1日目②インターネット
ドアの向こうが完全に静まり返ってから、どれくらいの時間が経っただろうか。博は壁に背を預けたまま、自分の呼吸音だけがやけに大きく響く部屋の中で、動けずにいた。外の世界は沈黙している。しかし、その沈黙は安らぎではなく、底なしの恐怖を内包していた。
思考を、動かさなければ。彼は自分に言い聞かせ、ゆっくりと立ち上がった。スマートフォンが駄目なら、別の手段があるはずだ。博はスーツケースを引き寄せ、その中から緩衝材に包まれたノートパソコンを取り出した。幸い、この古いモーテルの部屋には、壁際に有線LANのポートが残されていた。埃をかぶったそれにケーブルを差し込むと、数秒の間をおいて、パソコンの画面隅にあるネットワークアイコンが接続状態を示した。
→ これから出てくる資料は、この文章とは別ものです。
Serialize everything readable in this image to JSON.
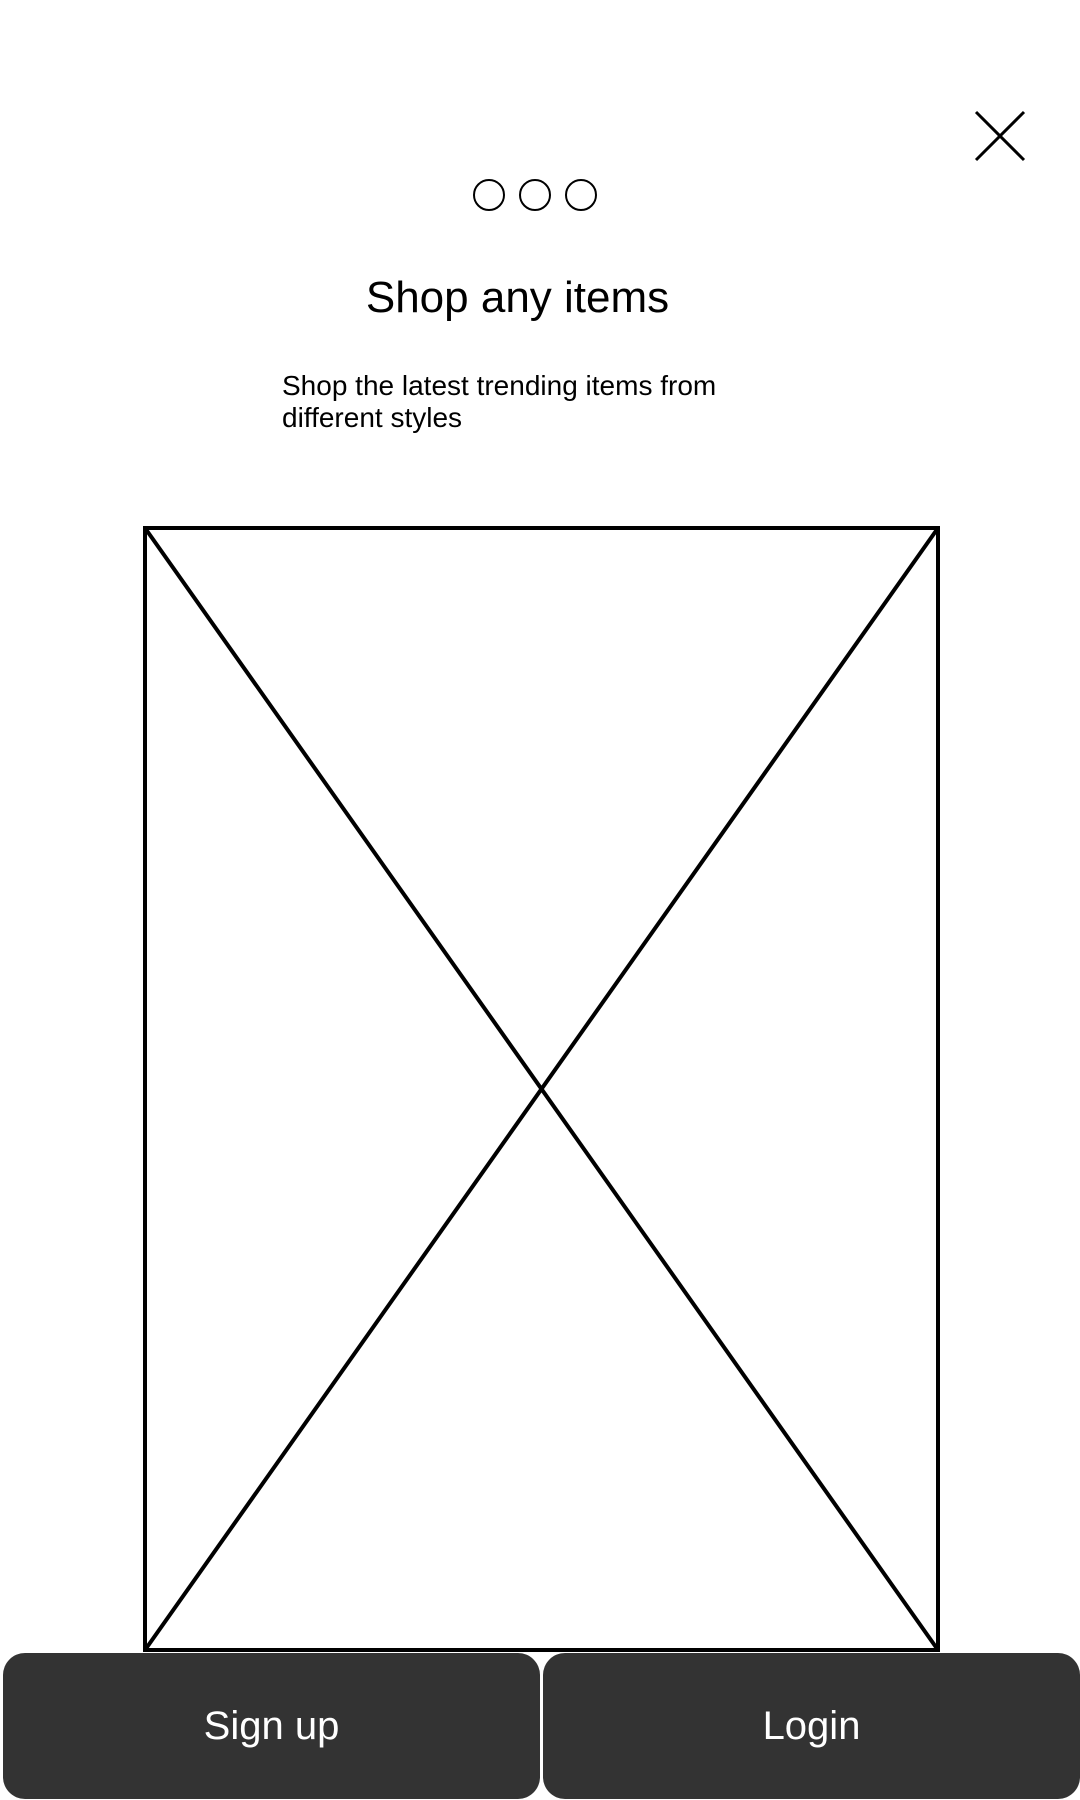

まず開いたのは、いつも見ている国際的なニュースサイトだった。トップページに並ぶ見出しは、昨夜、彼が眠りにつく前に見たものと何一つ変わっていなかった。ワシントンでの政治的な駆け引き、ヨーロッパ市場の動向、アジアの芸能ゴシップ。正常だった世界の痕跡が、化石のようにそこに残っていた。
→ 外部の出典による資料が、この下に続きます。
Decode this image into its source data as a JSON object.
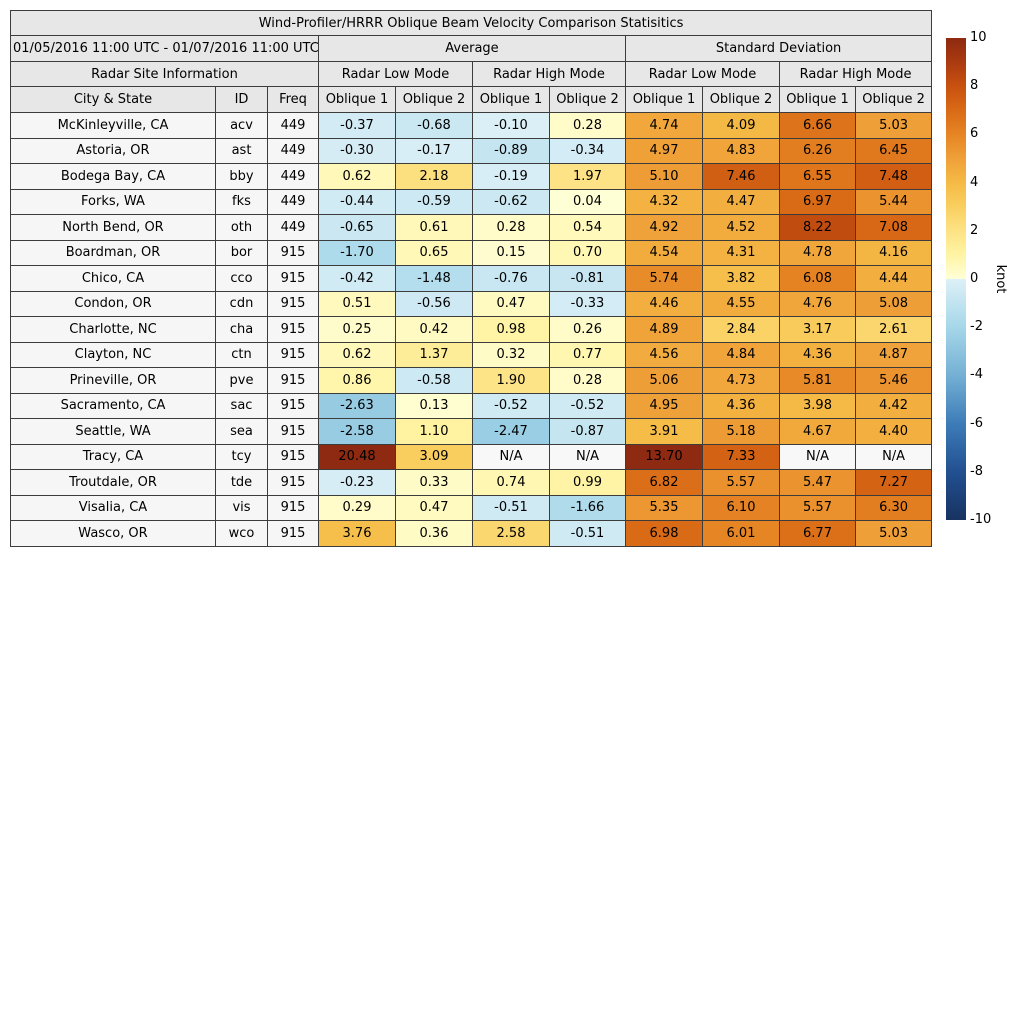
{
  "chart_data": {
    "type": "table",
    "title": "Wind-Profiler/HRRR Oblique Beam Velocity Comparison Statisitics",
    "header": {
      "date_range": "01/05/2016 11:00 UTC - 01/07/2016 11:00 UTC",
      "group_average": "Average",
      "group_std": "Standard Deviation",
      "site_info": "Radar Site Information",
      "mode_low_avg": "Radar Low Mode",
      "mode_high_avg": "Radar High Mode",
      "mode_low_std": "Radar Low Mode",
      "mode_high_std": "Radar High Mode",
      "col_city": "City & State",
      "col_id": "ID",
      "col_freq": "Freq",
      "oblique1": "Oblique 1",
      "oblique2": "Oblique 2"
    },
    "columns": [
      "City & State",
      "ID",
      "Freq",
      "Oblique 1",
      "Oblique 2",
      "Oblique 1",
      "Oblique 2",
      "Oblique 1",
      "Oblique 2",
      "Oblique 1",
      "Oblique 2"
    ],
    "rows": [
      {
        "city": "McKinleyville, CA",
        "id": "acv",
        "freq": "449",
        "values": [
          "-0.37",
          "-0.68",
          "-0.10",
          "0.28",
          "4.74",
          "4.09",
          "6.66",
          "5.03"
        ]
      },
      {
        "city": "Astoria, OR",
        "id": "ast",
        "freq": "449",
        "values": [
          "-0.30",
          "-0.17",
          "-0.89",
          "-0.34",
          "4.97",
          "4.83",
          "6.26",
          "6.45"
        ]
      },
      {
        "city": "Bodega Bay, CA",
        "id": "bby",
        "freq": "449",
        "values": [
          "0.62",
          "2.18",
          "-0.19",
          "1.97",
          "5.10",
          "7.46",
          "6.55",
          "7.48"
        ]
      },
      {
        "city": "Forks, WA",
        "id": "fks",
        "freq": "449",
        "values": [
          "-0.44",
          "-0.59",
          "-0.62",
          "0.04",
          "4.32",
          "4.47",
          "6.97",
          "5.44"
        ]
      },
      {
        "city": "North Bend, OR",
        "id": "oth",
        "freq": "449",
        "values": [
          "-0.65",
          "0.61",
          "0.28",
          "0.54",
          "4.92",
          "4.52",
          "8.22",
          "7.08"
        ]
      },
      {
        "city": "Boardman, OR",
        "id": "bor",
        "freq": "915",
        "values": [
          "-1.70",
          "0.65",
          "0.15",
          "0.70",
          "4.54",
          "4.31",
          "4.78",
          "4.16"
        ]
      },
      {
        "city": "Chico, CA",
        "id": "cco",
        "freq": "915",
        "values": [
          "-0.42",
          "-1.48",
          "-0.76",
          "-0.81",
          "5.74",
          "3.82",
          "6.08",
          "4.44"
        ]
      },
      {
        "city": "Condon, OR",
        "id": "cdn",
        "freq": "915",
        "values": [
          "0.51",
          "-0.56",
          "0.47",
          "-0.33",
          "4.46",
          "4.55",
          "4.76",
          "5.08"
        ]
      },
      {
        "city": "Charlotte, NC",
        "id": "cha",
        "freq": "915",
        "values": [
          "0.25",
          "0.42",
          "0.98",
          "0.26",
          "4.89",
          "2.84",
          "3.17",
          "2.61"
        ]
      },
      {
        "city": "Clayton, NC",
        "id": "ctn",
        "freq": "915",
        "values": [
          "0.62",
          "1.37",
          "0.32",
          "0.77",
          "4.56",
          "4.84",
          "4.36",
          "4.87"
        ]
      },
      {
        "city": "Prineville, OR",
        "id": "pve",
        "freq": "915",
        "values": [
          "0.86",
          "-0.58",
          "1.90",
          "0.28",
          "5.06",
          "4.73",
          "5.81",
          "5.46"
        ]
      },
      {
        "city": "Sacramento, CA",
        "id": "sac",
        "freq": "915",
        "values": [
          "-2.63",
          "0.13",
          "-0.52",
          "-0.52",
          "4.95",
          "4.36",
          "3.98",
          "4.42"
        ]
      },
      {
        "city": "Seattle, WA",
        "id": "sea",
        "freq": "915",
        "values": [
          "-2.58",
          "1.10",
          "-2.47",
          "-0.87",
          "3.91",
          "5.18",
          "4.67",
          "4.40"
        ]
      },
      {
        "city": "Tracy, CA",
        "id": "tcy",
        "freq": "915",
        "values": [
          "20.48",
          "3.09",
          "N/A",
          "N/A",
          "13.70",
          "7.33",
          "N/A",
          "N/A"
        ]
      },
      {
        "city": "Troutdale, OR",
        "id": "tde",
        "freq": "915",
        "values": [
          "-0.23",
          "0.33",
          "0.74",
          "0.99",
          "6.82",
          "5.57",
          "5.47",
          "7.27"
        ]
      },
      {
        "city": "Visalia, CA",
        "id": "vis",
        "freq": "915",
        "values": [
          "0.29",
          "0.47",
          "-0.51",
          "-1.66",
          "5.35",
          "6.10",
          "5.57",
          "6.30"
        ]
      },
      {
        "city": "Wasco, OR",
        "id": "wco",
        "freq": "915",
        "values": [
          "3.76",
          "0.36",
          "2.58",
          "-0.51",
          "6.98",
          "6.01",
          "6.77",
          "5.03"
        ]
      }
    ],
    "colorbar": {
      "label": "knot",
      "vmin": -10,
      "vmax": 10,
      "ticks": [
        "10",
        "8",
        "6",
        "4",
        "2",
        "0",
        "-2",
        "-4",
        "-6",
        "-8",
        "-10"
      ],
      "stops_positive": [
        [
          0,
          "#ffffd8"
        ],
        [
          1,
          "#fff4a4"
        ],
        [
          2,
          "#fde284"
        ],
        [
          3,
          "#f9cf60"
        ],
        [
          4,
          "#f5ba45"
        ],
        [
          5,
          "#efa038"
        ],
        [
          6,
          "#e68524"
        ],
        [
          7,
          "#d96a16"
        ],
        [
          8,
          "#c85110"
        ],
        [
          9,
          "#aa3a10"
        ],
        [
          10,
          "#8e2a11"
        ]
      ],
      "stops_negative": [
        [
          0,
          "#ddf0f7"
        ],
        [
          -2,
          "#a6d7e9"
        ],
        [
          -4,
          "#74b0d4"
        ],
        [
          -6,
          "#3d7cb8"
        ],
        [
          -8,
          "#225091"
        ],
        [
          -10,
          "#173361"
        ]
      ],
      "na_color": "#f8f8f8"
    },
    "styles": {
      "header_bg": "#e7e7e7",
      "label_cell_bg": "#f6f6f6",
      "border_color": "#3c3c3c"
    }
  }
}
次に彼はウェブメールのクライアントを開いた。宛先には、まず日本の両親のアドレスを。件名を「無事です」とし、本文に「こちらで何か異常事態が起きている。詳細は不明。また連絡します」とだけ、簡潔に打ち込んだ。次に、アダムのアドレス。「モーテルにいる。無事か?連絡をくれ」。送信ボタンを押す指が、微かに震える。返信が来る可能性は低いと頭では理解していた。それでも、送らずにはいられなかった。ボトルに詰めた手紙を、情報の荒波に放り込むような、絶望的な行為だった。
最後に、彼はSNSのサイトを開いた。キーワードを入力する検索窓に、彼はしばし躊躇った後、いくつかの単語を試した。「マサチューセッツ」「グレンフィールド」「アーカム」「異常」
タイムラインをスクロールする指が、途中で固まった。現れたのは、世界の断末魔だった。
短いテキスト、不鮮明な画像、激しく揺れる動画。それらが、無秩序な情報の濁流となって彼の目に流れ込んでくる。
『誰か、ボストンにいないか? 妻が、ドアを……』
『音を立てるな。奴らは音に集まる』
ロンドンの街角で、足を引きずりながら迫る老婆に警官が発砲する数秒の動画。夜の東京、品川駅を歩く、おびただしい数の生気のない人々の映像。サンパウロのスラムで、軍の装甲車が、ゆっくりと歩く人々の群れに突っ込んでいく衛星画像。地名と人種は違えど、そこで起きている現象は、恐ろしいほどに酷似していた。足を引きずり、生気のない目で、ただひたすらに生きている人間を求める「何か」。
博は背筋が凍るのを感じた。これは、この小さな町だけの出来事ではない。彼が知る文明社会が、世界のあらゆる場所で、同時に崩壊しつつあった。ミスカトニック大学への期待も、日本へ帰るという選択肢も、すべてが意味を失った。
窓の外は、いつの間にか日が落ちていた。モーテルのネオンサインが灯り、駐車場を照らす外灯がカーテン越しに感じられる。不完全な暗闇。部屋の中では、パソコンのモニターだけが、青白い光で彼の顔を照らし出している。その光の中に浮かび上がる自分の表情に、彼は何の感情も見出すことができなかった。ただ、受け入れがたい事実を前にした、空虚な器があるだけだった。
世界の終わり、たった一人、その終焉の夜に取り残された気分だった。